19.09.2008
Demain il sera trop tard
Le parti socialiste doit arrêter d’être le parti du verbe pour devenir définitivement celui du geste. Il doit faire résonner la voix de celles et ceux que l’actuel gouvernement maintient ou plonge dans la dérision et la déraison et asseoir la justice sociale et le progrès comme préambule à toutes actions politiques. Pour ce faire, nous devons proposer aux français un vrai changement, pas seulement dans le programme mais dans la manière de faire de la politique.

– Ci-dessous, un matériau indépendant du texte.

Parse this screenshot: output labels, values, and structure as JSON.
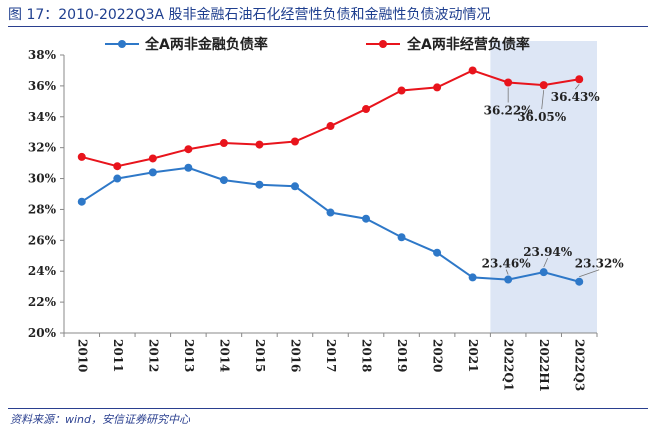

L’aggiornamento de ce parti ne doit pas se fonder sur la reconnaissance ou non de l’économie de marché, simple effet d’annonce dont les français n’ont que faire mais sur sa capacité à comprendre et à répondre concrètement et simplement aux problématiques actuelles de nos concitoyens….dégradation des conditions de travail et de l’environnement, avenir de la jeunesse, précarisation sociale. Sommes nous en capacité de créer les outils qui permettent de répondre activement aux problèmes que pose la société d’aujourd’hui, sommes nous capables d’inventer une nouvelle solidarité qui prenne en considération l’état des souffrances individuelles. C’est sur ces sujets que nous serons jugés. Nous devrons ainsi proposer des alternatives socialement responsables, cohérentes, durables et économiquement viables.
Mais nous devrons également bousculer les cadres et les codes de ce parti. Le parti socialiste devra comprendre qu’il ne recouvrera le pouvoir national qu’à la seule condition d’impliquer durablement ses adhérents, ses militants et les électeurs dans un projet attractif et participatif au service d’un idéal de gauche et non en proposant des alliances alambiqués dont les compromis ne feraient que renforcer le sentiment d’incompréhension et de lassitude.
Le parti devra également accepter de perdre le contrôle sur une partie de son programme et de sa communication pour faciliter l’envie d’engagement de nos concitoyens. La politique de demain ne se fera plus sans eux. La politique de celui qui sait ce qui est bon pour les autres est révolue, la France n’a pas besoin d’un père mais de pairs et ce dans tous les domaines. Au lieu de faire pour, faisons avec.
Ainsi, la méthode pour gagner est simple. Au-delà de la nécessité première de devoir se séparer de toutes celles et ceux qui ne s’inscriraient pas dans une ligne de conduite au service du collectif, le parti socialiste jouera sa crédibilité sur sa capacité à savoir concilier la volonté croissante d’émancipation individuelle des français à la demande conjuguée d’un état protecteur face au dégât du libéralisme sauvage et de la financiarisation à outrance.
N’ayons plus peur de dire ce que nous pensons vraiment de manière presque instinctive s’il le faut. Les français préfèrent la sincérité quand bien même ils n’y adhèrent pas, aux discours opportunistes dont ils arrivent aisément à déceler l’hypocrisie et le pouvoir de manipulation. Ils sont réceptifs et volontaristes quand on les prend au sérieux et rétifs à tout changement quand on les prend pour des cons.
Aujourd’hui, l’homme fort du PS doit devenir l’équipe, le premier secrétaire n’en sera que l’humble personnification, au risque sinon, non pas de perdre les prochaines élections mais plus grave encore, l’âme même de ce parti dont le président Sarkozy s’est emparée en citant dans son discours d’investiture, l'universalité des principaux fondateurs. Il est grand temps de nous réapproprier notre culture, de la partager et d’en faire une politique de reconquête. Demain il sera malheureusement trop tard.